Enfin, il est plus que jamais nécessaire de réfléchir sur la rationalité et (ou) la pertinence des démarches scientifiques (ou supposées telles) et plus précisément de celles des "technosciences" et partant, de leur pouvoir [168]: l'homme sait maintenant qu'il est seul face au monde et surtout face au savoir qu'il en a [169].

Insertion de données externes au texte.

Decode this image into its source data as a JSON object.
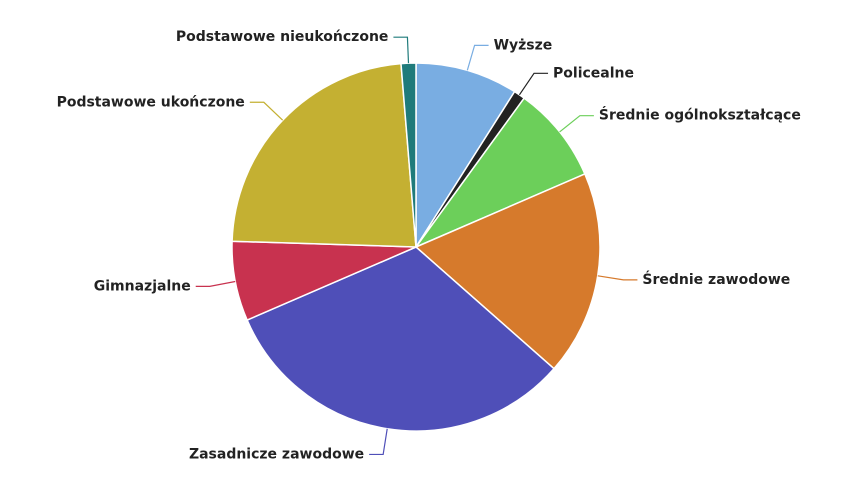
{
  "chart_data": {
    "type": "pie",
    "categories": [
      "Wyższe",
      "Policealne",
      "Średnie ogólnokształcące",
      "Średnie zawodowe",
      "Zasadnicze zawodowe",
      "Gimnazjalne",
      "Podstawowe ukończone",
      "Podstawowe nieukończone"
    ],
    "values": [
      9,
      1,
      8.5,
      18,
      32,
      7,
      23.2,
      1.3
    ],
    "colors": [
      "#79ade2",
      "#222222",
      "#6ccf5a",
      "#d67a2c",
      "#4f4fb8",
      "#c8324f",
      "#c4b032",
      "#1f7b7b"
    ]
  }
}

Une sorte de "nouvelle alliance" est donc nécessaire, qui doit s'établir entre le scientifique et l'humaniste, le premier sachant qu'íil doit se montrer attentif à d'autres valeurs que les siennes. La certitude que le savoir [170] est avant tout humain nous aidera à affirmer que les retombées du pouvoir (technologique et... politique) se font sur l'homme et son milieu même: on réalisera ainsi qu'aujourd'hui, les dégâts et les risques liés à l'augmentation de la production et de la consommation d'énergie dépassent trop souvent les avantages qu'on en retire: par exemple, sommes-nous réellement conscients qu'en augmentant les moyens de production, nous augmentons proportionnellement le facteur risque (partant du principe qu'«on ne fait pas d'omelette sans casser des oeufs»)?. Nous voyons donc bien que la problématique de l'énergie n'est pas qu'un problème... d'énergies: «Sans énergies, pas d'énergie!» (Fondation Energies pour le Monde); cela montre aussi la nécessité de "l'irruption" de l'écologie, au sens le plus large, dans l'économie; en matière d'énergies alternatives bien sûr, mais également et même surtout en matière sociale: en termes de savoir-faire, d'emplois nouveaux [171], de pratiques nouvelles, du fait de la montée de l'éthique en "avant-scène"; étant créée par l'humain, toute dimension économique n'a-t-elle pas une dimension éthique?